3. Wal-Mart supports, eBay against. The Retail Industry Leaders Association and the International Council of Shopping Centers has been supporting the bill. Large brick and mortar retailers with an online store, like Wal Mart, who are required to charge sales taxes to their online customers because of their physical presence in taxing states, support the bill, believing it will eliminate a perceived competitive advantage of strictly online retailers not required to collect state sales taxes. eBay, Free Market groups like the National Taxpayer Union and a small business coalition group called We R Here opposed the bill for its impact on small businesses.

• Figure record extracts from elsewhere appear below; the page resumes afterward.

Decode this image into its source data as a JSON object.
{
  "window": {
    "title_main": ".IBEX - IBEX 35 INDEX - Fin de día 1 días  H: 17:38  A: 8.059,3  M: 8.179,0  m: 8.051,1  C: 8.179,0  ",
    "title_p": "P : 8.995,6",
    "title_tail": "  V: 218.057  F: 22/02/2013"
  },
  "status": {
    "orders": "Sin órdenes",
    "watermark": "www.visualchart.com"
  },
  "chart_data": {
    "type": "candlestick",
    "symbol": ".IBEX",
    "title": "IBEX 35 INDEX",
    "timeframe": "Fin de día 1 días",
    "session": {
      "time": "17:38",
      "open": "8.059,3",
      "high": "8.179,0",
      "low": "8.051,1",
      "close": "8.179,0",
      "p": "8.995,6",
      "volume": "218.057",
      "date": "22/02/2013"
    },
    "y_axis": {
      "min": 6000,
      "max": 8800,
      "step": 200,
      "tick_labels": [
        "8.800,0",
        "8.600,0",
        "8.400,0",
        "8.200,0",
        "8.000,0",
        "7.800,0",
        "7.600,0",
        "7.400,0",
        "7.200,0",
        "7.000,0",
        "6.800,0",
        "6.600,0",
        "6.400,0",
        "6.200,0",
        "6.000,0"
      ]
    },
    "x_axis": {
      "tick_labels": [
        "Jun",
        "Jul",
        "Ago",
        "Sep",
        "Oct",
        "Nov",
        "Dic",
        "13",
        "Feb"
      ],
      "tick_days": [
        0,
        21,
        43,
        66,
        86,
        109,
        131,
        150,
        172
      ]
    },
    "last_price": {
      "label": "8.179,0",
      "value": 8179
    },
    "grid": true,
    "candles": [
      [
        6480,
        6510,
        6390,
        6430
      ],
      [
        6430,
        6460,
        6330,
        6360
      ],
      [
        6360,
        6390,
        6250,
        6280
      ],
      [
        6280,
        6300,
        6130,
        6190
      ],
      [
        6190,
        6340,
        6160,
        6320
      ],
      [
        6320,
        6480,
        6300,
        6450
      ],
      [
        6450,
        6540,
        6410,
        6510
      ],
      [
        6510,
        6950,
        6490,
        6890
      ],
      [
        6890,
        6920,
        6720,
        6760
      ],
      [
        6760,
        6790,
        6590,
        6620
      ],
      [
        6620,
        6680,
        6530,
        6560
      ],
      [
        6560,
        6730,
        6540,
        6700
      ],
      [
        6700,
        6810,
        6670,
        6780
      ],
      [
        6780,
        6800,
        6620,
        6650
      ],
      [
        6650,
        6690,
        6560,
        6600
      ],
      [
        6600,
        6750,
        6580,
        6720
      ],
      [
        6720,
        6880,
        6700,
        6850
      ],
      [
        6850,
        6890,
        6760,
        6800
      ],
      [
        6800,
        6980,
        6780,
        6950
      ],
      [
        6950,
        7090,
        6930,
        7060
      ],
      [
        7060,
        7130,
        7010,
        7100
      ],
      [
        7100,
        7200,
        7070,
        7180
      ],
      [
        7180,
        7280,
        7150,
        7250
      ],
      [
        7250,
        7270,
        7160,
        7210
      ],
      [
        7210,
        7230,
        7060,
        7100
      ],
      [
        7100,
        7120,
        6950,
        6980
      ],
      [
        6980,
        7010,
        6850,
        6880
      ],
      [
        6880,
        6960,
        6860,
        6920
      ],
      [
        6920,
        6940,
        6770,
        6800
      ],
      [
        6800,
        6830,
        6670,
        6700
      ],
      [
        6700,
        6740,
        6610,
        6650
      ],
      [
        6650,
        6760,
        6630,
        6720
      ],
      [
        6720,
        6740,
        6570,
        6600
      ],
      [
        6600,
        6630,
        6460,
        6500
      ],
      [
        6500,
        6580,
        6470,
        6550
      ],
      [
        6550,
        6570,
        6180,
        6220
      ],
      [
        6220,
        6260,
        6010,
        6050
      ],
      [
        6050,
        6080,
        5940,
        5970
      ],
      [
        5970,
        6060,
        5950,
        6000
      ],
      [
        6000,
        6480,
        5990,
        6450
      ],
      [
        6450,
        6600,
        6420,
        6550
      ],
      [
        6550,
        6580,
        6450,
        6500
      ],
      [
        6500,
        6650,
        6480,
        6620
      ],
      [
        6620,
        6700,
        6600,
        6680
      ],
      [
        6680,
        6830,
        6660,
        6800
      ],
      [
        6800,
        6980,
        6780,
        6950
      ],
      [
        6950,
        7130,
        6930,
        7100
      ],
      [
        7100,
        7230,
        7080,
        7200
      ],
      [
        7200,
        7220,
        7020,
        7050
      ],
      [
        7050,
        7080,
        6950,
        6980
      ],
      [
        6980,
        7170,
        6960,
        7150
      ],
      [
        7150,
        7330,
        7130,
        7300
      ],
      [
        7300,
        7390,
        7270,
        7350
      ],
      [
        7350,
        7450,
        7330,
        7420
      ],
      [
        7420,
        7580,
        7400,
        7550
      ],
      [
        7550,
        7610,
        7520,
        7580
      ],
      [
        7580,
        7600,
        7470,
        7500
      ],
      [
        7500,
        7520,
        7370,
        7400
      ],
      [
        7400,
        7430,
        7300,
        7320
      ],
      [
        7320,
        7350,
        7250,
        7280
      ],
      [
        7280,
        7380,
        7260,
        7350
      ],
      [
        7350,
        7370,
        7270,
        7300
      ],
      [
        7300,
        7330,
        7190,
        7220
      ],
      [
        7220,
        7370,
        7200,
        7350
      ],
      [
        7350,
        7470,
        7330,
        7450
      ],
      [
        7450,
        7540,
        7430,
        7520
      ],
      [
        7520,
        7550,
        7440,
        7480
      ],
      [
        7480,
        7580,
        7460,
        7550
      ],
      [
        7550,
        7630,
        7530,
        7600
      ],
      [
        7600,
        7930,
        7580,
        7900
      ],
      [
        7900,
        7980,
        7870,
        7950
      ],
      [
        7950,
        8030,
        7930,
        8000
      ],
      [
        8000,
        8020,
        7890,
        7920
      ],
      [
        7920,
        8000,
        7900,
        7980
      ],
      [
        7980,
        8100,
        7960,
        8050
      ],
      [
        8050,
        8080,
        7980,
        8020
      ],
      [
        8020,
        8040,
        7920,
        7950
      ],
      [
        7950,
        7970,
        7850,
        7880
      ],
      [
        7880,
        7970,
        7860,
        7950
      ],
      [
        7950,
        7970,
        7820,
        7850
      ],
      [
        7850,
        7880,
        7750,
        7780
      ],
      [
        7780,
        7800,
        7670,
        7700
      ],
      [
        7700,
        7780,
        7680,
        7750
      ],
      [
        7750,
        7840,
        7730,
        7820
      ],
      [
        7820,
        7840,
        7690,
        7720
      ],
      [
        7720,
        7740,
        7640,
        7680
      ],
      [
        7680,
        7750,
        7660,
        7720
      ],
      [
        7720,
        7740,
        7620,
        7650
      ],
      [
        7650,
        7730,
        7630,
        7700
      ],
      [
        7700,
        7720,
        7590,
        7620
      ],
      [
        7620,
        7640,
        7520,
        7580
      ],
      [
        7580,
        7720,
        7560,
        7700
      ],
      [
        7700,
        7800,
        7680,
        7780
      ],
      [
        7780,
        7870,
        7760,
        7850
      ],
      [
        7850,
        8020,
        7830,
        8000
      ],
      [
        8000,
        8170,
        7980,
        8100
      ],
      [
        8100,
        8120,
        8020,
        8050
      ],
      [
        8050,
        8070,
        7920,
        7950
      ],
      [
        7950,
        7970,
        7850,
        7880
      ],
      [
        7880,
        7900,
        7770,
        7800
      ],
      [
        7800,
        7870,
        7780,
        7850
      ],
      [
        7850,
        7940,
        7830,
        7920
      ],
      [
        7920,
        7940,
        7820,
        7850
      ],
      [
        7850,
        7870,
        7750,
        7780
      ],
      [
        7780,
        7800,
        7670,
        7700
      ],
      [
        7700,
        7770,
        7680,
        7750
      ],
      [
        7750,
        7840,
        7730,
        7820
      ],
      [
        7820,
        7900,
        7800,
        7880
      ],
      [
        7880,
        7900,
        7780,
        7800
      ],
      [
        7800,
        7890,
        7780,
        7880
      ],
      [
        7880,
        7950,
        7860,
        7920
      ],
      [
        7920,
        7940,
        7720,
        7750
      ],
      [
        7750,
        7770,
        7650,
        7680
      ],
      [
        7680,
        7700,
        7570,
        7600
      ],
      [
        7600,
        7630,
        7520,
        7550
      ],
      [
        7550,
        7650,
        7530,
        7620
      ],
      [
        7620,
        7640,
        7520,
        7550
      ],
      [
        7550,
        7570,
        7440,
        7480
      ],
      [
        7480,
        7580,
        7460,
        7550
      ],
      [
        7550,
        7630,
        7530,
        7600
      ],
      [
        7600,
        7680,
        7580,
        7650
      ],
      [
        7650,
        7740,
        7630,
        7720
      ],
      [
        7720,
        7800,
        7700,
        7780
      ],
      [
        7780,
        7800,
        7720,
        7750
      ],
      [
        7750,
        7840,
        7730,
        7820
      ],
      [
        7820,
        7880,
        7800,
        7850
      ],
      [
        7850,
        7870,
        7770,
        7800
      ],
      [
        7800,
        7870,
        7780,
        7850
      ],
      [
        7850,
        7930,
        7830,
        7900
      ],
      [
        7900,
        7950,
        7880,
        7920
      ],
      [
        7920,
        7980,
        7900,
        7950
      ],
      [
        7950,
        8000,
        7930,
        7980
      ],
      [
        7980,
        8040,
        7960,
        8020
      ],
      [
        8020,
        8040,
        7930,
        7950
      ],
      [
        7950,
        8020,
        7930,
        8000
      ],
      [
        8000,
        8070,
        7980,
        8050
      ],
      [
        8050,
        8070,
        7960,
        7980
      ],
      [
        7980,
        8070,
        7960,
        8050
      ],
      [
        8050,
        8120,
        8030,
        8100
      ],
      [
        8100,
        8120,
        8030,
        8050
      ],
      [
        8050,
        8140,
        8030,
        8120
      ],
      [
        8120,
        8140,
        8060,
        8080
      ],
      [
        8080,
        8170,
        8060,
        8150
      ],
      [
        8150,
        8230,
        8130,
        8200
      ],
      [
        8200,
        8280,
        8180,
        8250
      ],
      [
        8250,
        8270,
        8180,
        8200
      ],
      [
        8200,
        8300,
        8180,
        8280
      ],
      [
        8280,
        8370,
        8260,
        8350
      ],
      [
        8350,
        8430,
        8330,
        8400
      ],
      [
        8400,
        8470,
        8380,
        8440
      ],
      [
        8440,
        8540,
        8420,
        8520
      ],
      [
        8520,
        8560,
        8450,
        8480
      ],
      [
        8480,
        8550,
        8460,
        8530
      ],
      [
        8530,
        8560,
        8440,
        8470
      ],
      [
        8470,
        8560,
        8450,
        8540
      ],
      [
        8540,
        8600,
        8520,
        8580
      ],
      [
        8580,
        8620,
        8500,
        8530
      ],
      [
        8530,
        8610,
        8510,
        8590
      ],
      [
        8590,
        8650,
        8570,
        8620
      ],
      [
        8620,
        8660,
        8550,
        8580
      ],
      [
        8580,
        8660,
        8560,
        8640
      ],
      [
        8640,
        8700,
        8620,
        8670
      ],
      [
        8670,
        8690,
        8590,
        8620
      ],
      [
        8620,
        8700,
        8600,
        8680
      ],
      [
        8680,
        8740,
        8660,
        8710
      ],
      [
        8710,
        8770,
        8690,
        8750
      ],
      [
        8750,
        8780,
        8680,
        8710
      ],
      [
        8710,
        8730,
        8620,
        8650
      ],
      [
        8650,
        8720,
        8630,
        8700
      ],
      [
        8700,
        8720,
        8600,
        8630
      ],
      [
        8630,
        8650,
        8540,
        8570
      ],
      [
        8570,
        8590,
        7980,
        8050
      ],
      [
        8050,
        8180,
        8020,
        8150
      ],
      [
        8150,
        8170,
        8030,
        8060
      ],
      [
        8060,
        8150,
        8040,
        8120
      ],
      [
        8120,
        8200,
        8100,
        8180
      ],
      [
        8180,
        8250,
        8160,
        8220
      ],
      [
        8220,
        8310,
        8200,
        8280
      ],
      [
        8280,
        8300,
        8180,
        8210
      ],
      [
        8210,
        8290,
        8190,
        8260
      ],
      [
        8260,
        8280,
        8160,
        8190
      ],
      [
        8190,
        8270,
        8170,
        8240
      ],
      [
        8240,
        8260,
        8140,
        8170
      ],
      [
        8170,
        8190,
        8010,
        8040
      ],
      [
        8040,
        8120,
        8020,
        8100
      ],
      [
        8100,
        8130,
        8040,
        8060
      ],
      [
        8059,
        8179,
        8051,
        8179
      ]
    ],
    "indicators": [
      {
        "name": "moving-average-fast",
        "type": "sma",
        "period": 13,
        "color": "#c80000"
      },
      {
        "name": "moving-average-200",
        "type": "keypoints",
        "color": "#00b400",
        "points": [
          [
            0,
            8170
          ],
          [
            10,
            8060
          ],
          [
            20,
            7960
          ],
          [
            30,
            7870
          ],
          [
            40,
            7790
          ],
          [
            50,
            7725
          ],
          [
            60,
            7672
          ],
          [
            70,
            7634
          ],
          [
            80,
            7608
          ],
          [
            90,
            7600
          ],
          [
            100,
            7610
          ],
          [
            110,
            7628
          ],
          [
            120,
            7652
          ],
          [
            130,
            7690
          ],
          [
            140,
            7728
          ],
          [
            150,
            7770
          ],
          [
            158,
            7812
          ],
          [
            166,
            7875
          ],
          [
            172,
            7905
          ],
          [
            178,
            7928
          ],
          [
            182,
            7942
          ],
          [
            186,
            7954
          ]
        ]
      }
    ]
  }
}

4. Amazon flipped their support. Virtually every online retailer opposes the bill, except Amazon. Why does Amazon, who spent millions opposing similar legislation in California a few years back, and even dropped its California associates to avoid collecting California sales taxes, support the bill? Amazon’s public answer is that it has been expanding into new states to support its same-day delivery service, and thus has to pay sales tax in several new states anyway. What Amazon Is not advertising – yet – is that they have developed a tax collection service for online sellers that charges 2.9% of all sales and use taxes and other transaction-based charges they collect.
5. Destination principle being utilized. Internet retailers are now being asked asked act on the destination principle by trying to locate the residency of purchasers. This is generally not applied to traditional retailers but would be of requested of internet retailers if the law passed and would represent a significant shift on how businesses relate to their customer and the importance of their residency.
6. Steps toward nationwide sales tax. The Marketplace Fairness Act achieves an additional goal of moving moving the states one step closer to the possibility uniform national sales tax structure. State and local government interests have been aggressively advocating for a national sales tax system but are handicapped by the biggest obstacle which is the different tax structures and tax definitions used by each tax district. The Marketplace fairness Act would be the first unifying principle uniting such different states even if it is just a small one.
7. Passage of bill uncertain. The fate of the Internet Tax in the House of Representatives is uncertain. House Judiciary Committee Rep. Bob Goodlatte (R-Va), who will decide if the bill gets to the floor or not, is not a supporter. Speaker John Boehner (R-Ohio) and Majority Leader Eric Cantor (R-Va.) have not taken public positions on the bill.